The prospect of hearing some of the most daring music of Ives at the very outset was thrilling indeed as we took our seats in the packed Juilliard Theater. However, this prospect was the only delicious part of the evening as the repast itself was an extremely disappointing and turgid stew of grindingly dull academicism. It seems that many years of immersion in contemporary music has taken its toll on Dr. Sachs: he has forgotten the role of genuine emotion in the art of music making. To perform revolutionary works such as the Four Ragtime Dances, pieces which anticipate the rhythmically off-center world of Bartók by thirty years, with no sense of flair or élan was positively criminal. All that we were offered as an audience was a reasonably accurate deconstruction of the passages themselves; one only knew that these were dances by perusing one’s program. Incidentally, this brochure points out that the students compete keenly for the opportunity to perform in this elite ensemble; hard to believe, since several of them spent the bulk of the evening yawning or exhibiting bored and irritated attitudes and aspects (my companion theorized that they were cultivating these sour faces for future New York Philharmonic auditions).

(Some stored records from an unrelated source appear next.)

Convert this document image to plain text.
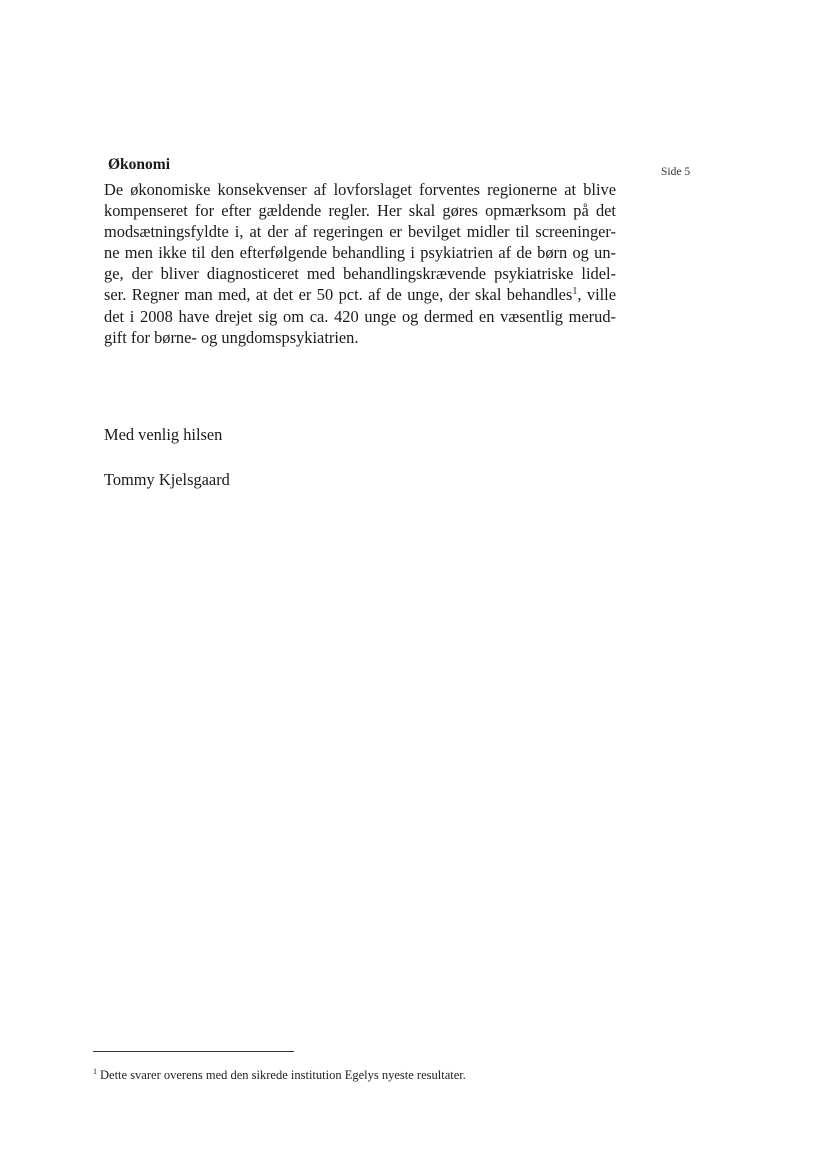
Side 5
Økonomi

De økonomiske konsekvenser af lovforslaget forventes regionerne at blive
kompenseret for efter gældende regler. Her skal gøres opmærksom på det
modsætningsfyldte i, at der af regeringen er bevilget midler til screeninger-
ne men ikke til den efterfølgende behandling i psykiatrien af de børn og un-
ge, der bliver diagnosticeret med behandlingskrævende psykiatriske lidel-
ser. Regner man med, at det er 50 pct. af de unge, der skal behandles$^1$, ville
det i 2008 have drejet sig om ca. 420 unge og dermed en væsentlig merud-
gift for børne- og ungdomspsykiatrien.

Med venlig hilsen

Tommy Kjelsgaard

$^1$ Dette svarer overens med den sikrede institution Egelys nyeste resultater.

Even those who tried to be enthusiastic, like baritone Brian Mulligan, were thwarted in their efforts. Of course, these are students and it would not be cricket to criticize their performances too harshly (in fact, the level of accuracy in the 3 Places was far more precise than at Levine’s Munich Philharmonic performance a couple of seasons ago). Mr. Mulligan attempted to get in character, changing his dialect for the cowboy song Charlie Rutlage for example, but never really connected with his mates, whose distracted leader even interrupted the singer mid-phrase to call for a page turner which he had neglected to position before the commencement of the pieces. With no sense of irony, no humor, no spirit, no joy in cacophony, no enthusiasm and, amazingly, no pianist (this was the chamber orchestra version which relies heavily on the keyboard for grounding), the rendering of Three Places in New England was prosaic, to use the most charitable word that I can summon under the circumstances. Like Mahler’s potential Viennese audience, I did not have the occasion to hear the Third Symphony, but it was, in my particular case, strictly a matter of personal choice.